C’est au juge qu’il revient d’apprécier l’opportunité de consentir ou de refuser au débiteur une telle faveur.
Pour ce faire, un certain nombre de conditions posées par la loi doivent être satisfaites :
- Une dette monétaire
- Pour être éligible à l’octroi d’un délai de grâce, la dette dont fait état le débiteur doit être de nature monétaire.
- L’article 1343-5 du Code civil vise « le paiement des sommes dues ».
- Ainsi ne peut-il s’agir d’une obligation de faire ou de ne pas faire.

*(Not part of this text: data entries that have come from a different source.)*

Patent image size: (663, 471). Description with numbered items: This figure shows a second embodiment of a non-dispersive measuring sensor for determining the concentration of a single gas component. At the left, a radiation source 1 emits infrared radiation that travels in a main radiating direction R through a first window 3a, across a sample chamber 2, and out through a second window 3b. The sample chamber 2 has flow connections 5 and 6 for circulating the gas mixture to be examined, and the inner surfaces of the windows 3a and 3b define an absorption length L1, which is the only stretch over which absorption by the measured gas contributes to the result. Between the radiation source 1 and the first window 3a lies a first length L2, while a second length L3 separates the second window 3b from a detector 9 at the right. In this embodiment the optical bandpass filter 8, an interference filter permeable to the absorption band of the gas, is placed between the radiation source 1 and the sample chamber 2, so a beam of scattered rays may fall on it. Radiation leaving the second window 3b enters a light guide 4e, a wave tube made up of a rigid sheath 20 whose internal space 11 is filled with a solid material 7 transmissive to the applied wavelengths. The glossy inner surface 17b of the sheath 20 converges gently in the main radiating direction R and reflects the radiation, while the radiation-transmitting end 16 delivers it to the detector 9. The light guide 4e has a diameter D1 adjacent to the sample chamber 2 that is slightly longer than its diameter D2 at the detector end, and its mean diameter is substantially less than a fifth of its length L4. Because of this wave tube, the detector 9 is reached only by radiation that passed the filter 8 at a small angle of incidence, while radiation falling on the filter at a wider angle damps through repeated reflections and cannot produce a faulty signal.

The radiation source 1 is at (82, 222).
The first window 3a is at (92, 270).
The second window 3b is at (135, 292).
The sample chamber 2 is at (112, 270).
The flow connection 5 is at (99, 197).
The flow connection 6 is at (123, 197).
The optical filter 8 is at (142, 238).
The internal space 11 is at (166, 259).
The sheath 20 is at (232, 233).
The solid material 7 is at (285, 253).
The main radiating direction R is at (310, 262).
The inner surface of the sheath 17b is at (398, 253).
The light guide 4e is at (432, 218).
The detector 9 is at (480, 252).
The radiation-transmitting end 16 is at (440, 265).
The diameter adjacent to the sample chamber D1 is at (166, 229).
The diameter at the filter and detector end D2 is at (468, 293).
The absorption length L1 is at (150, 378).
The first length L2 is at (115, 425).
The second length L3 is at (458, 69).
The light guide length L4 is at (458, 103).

- La situation du débiteur
- Pour solliciter le bénéfice d’un délai de grâce, le débiteur doit justifier :
- D’une part, d’une situation obérée, soit qu’il rencontre des difficultés qui, objectivement, ne lui permettent pas de satisfaire à son obligation de paiement ;
- D’autre part, que les difficultés rencontrées résultent de circonstances indépendantes de sa volonté ;
- Enfin, qu’il est de bonne foi, ce qui signifie qu’il a mis en œuvre tous les moyens dont il disposait pour remplir son obligation.
- Pour solliciter le bénéfice d’un délai de grâce, le débiteur doit justifier :
- Les besoins du créancier
- La question qui se posera ici au juge est de savoir si, en octroyant un délai de grâce au débiteur, cette faveur est susceptible de compromettre la situation financière du créancier.
- Aussi, les besoins du créancier détermineront la mesure dans laquelle le juge suspendra ou échelonnera le paiement de la dette.
- Si les besoins du créancier sont importants, celui-ci étant lui-même obligé vis-à-vis d’autres créanciers, le juge sera moins facilement enclin à octroyer à son débiteur des délais de paiement.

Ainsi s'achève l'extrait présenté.